I can’t be alone in this feeling… I am pissed, but also confused, I think I am grieving too.  I simply can’t take the BS anymore and I am not even in the traditional discipline.  I already feel like there is a weight lifted from my shoulders but, at the same time, there is part of my that feels like a failure since I have only two exams left.  I have taken them multiple times and the more I study, the worse I get.  Anyways, thanks for listening to my rant.  I feel like I have spent much of my life preparing for something that doesn’t actually exist; I feel duped and I am trying to come to terms with it.

Oct 1, 19 1:10 pm
threeohdoor

Good post. Sorry to hear the tale, but I appreciate the venting. We all need to vent. I'll say one thing: after you get past the ranting phase, try to be more positive and honest with those around you, especially young folks seeking advice or guidance. Some people are sold a bill of goods that doesn't exist, others just need a different perspective. People deserve to feel satisfied with their life's work, and honesty given at an early stage can empower people.
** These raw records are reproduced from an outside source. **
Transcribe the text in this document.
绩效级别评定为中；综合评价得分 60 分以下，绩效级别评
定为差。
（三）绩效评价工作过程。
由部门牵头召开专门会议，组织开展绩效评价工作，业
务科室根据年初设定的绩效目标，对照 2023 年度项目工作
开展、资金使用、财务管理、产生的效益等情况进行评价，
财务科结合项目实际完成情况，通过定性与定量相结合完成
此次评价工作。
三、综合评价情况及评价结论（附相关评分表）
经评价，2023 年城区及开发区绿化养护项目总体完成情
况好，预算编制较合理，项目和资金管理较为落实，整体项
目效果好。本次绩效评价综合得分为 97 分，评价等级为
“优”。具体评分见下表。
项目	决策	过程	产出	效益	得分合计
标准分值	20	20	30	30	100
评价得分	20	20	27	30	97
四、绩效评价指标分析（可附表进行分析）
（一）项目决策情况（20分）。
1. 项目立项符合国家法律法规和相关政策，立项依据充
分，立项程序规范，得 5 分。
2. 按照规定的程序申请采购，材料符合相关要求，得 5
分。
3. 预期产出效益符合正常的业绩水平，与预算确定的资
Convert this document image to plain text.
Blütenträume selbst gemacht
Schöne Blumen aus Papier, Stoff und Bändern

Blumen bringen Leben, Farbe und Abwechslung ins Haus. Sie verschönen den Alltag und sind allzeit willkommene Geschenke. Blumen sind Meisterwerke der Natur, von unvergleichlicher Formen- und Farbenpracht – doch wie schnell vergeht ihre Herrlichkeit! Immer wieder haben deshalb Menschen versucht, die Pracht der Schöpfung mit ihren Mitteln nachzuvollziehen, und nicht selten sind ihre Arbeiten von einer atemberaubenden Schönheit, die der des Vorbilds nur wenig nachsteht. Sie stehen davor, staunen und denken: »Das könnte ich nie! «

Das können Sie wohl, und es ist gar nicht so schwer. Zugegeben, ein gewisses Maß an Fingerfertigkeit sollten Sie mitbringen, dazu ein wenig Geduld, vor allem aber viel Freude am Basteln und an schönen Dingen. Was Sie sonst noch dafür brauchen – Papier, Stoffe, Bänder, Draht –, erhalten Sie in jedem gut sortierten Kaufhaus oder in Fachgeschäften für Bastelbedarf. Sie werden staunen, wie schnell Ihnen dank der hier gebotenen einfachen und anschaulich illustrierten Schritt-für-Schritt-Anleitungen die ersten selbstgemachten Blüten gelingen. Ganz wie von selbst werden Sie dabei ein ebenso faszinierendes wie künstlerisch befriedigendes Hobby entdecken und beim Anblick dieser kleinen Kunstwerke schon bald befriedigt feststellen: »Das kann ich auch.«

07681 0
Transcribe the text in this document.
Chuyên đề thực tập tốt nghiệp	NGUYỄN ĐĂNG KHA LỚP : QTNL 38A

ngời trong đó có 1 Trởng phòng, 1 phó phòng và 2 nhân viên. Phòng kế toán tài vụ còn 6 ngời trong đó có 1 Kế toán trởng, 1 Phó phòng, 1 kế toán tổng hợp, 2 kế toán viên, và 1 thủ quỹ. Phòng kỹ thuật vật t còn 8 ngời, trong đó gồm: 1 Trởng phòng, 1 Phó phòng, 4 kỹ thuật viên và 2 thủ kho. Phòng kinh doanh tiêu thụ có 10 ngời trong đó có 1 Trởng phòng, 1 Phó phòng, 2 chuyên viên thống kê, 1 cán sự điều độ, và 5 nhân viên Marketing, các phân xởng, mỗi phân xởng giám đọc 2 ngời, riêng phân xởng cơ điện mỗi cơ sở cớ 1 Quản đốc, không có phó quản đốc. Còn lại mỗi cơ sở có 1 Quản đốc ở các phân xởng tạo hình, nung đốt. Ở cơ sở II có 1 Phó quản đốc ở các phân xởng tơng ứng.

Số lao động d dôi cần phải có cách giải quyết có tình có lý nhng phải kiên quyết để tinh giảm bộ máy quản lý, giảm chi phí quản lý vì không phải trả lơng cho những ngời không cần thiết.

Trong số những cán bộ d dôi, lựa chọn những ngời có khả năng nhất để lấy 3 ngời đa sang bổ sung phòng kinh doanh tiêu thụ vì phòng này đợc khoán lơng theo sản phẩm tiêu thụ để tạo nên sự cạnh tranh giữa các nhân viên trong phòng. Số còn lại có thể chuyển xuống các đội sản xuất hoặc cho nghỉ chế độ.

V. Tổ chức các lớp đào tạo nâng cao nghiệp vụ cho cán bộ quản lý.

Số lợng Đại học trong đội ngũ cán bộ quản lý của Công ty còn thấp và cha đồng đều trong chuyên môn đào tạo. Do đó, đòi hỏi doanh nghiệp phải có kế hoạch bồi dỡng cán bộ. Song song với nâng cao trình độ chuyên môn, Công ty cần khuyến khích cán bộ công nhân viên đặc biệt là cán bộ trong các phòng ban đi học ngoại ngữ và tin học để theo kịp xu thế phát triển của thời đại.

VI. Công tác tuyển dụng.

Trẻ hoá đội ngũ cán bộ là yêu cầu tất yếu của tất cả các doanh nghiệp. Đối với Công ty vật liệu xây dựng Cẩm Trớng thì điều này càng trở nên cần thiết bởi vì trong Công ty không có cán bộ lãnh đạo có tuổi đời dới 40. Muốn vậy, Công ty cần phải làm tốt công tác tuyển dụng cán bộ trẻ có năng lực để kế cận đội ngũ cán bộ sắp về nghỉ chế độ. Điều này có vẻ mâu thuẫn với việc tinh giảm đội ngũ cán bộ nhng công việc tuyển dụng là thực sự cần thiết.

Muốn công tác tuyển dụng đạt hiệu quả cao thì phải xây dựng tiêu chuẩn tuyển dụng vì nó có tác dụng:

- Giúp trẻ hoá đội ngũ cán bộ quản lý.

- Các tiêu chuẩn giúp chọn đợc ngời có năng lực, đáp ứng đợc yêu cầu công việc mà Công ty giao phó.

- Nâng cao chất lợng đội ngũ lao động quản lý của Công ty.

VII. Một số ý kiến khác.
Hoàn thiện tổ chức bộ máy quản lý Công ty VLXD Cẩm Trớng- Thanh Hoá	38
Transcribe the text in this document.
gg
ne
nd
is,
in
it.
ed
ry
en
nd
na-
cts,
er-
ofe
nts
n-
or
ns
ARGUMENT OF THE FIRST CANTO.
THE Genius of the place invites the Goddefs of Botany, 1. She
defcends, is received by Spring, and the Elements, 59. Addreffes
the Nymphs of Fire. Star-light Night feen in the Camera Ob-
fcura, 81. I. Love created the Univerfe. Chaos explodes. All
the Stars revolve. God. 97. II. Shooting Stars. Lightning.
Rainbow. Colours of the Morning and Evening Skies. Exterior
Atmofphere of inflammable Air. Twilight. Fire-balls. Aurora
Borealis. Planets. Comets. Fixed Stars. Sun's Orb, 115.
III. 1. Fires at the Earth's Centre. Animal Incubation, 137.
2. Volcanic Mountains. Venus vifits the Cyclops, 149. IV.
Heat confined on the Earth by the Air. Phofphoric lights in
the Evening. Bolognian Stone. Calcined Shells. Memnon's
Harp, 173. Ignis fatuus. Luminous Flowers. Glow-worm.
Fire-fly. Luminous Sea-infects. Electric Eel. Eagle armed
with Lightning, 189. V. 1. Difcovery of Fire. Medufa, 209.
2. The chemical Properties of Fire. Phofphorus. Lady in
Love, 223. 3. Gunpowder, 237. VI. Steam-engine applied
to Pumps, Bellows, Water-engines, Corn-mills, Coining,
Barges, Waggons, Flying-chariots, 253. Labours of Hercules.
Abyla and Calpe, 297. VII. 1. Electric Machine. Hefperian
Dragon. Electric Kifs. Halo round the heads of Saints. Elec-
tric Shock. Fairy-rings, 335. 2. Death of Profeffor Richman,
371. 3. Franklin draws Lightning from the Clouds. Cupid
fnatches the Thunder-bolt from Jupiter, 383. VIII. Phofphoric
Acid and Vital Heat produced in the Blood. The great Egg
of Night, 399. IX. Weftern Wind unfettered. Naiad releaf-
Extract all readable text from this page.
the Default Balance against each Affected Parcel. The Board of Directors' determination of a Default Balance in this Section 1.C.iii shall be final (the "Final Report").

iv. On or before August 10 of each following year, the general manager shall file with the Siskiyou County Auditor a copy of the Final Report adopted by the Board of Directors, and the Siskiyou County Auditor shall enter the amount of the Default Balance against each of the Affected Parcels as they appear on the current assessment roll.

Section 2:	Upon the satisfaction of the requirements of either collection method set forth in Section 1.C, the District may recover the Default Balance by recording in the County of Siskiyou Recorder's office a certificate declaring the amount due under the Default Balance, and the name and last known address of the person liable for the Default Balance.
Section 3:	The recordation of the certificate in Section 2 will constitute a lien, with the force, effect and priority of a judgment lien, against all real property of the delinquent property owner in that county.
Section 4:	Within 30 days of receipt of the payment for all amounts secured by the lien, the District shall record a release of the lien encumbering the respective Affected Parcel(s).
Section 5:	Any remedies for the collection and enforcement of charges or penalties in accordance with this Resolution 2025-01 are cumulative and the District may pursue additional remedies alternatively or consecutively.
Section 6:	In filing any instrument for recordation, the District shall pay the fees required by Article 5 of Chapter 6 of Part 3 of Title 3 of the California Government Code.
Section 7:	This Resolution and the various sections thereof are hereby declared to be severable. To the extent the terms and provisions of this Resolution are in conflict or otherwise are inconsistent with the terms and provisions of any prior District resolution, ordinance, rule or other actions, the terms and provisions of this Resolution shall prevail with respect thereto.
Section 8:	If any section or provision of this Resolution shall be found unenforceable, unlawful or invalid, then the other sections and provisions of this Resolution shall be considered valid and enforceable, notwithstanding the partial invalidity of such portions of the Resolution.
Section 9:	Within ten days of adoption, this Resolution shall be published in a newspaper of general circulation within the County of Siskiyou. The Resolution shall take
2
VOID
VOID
You seem to be in a position where you can offer honesty - cherish that. Cheers.

GridBubbles
  1. Be pragmatic about your feelings
  2. Set realistic solutions
  3. Reassess your values

I get it, architecture is a cult, a circle jerk, and a self congratulatory profession. Who gives a rats a** about getting licensed if you're not going to be happy? I think its much healthier (both mentally and physically) to divorce yourself from architecture and pursue interest that will generate income and truly make you happy. I treat my job as job at the end of the day, just like any other 9 to 5. That doesn't mean I don't work hard to produce results, but it means that if there are things beyond my control, I don't bother wasting mental space for it. Architects and the profession are full idealists trying to "change the world", well guess what, the world sucks, life is unfair, some will be lucky some wont, ces't la vie. What is more important is what YOUR own goals and ambitions are and negotiate as if your life depended on it. Leave the world's problem for someone else more capable and talented to resolve and focus what you can do instead of worrying what you aren't unable to do.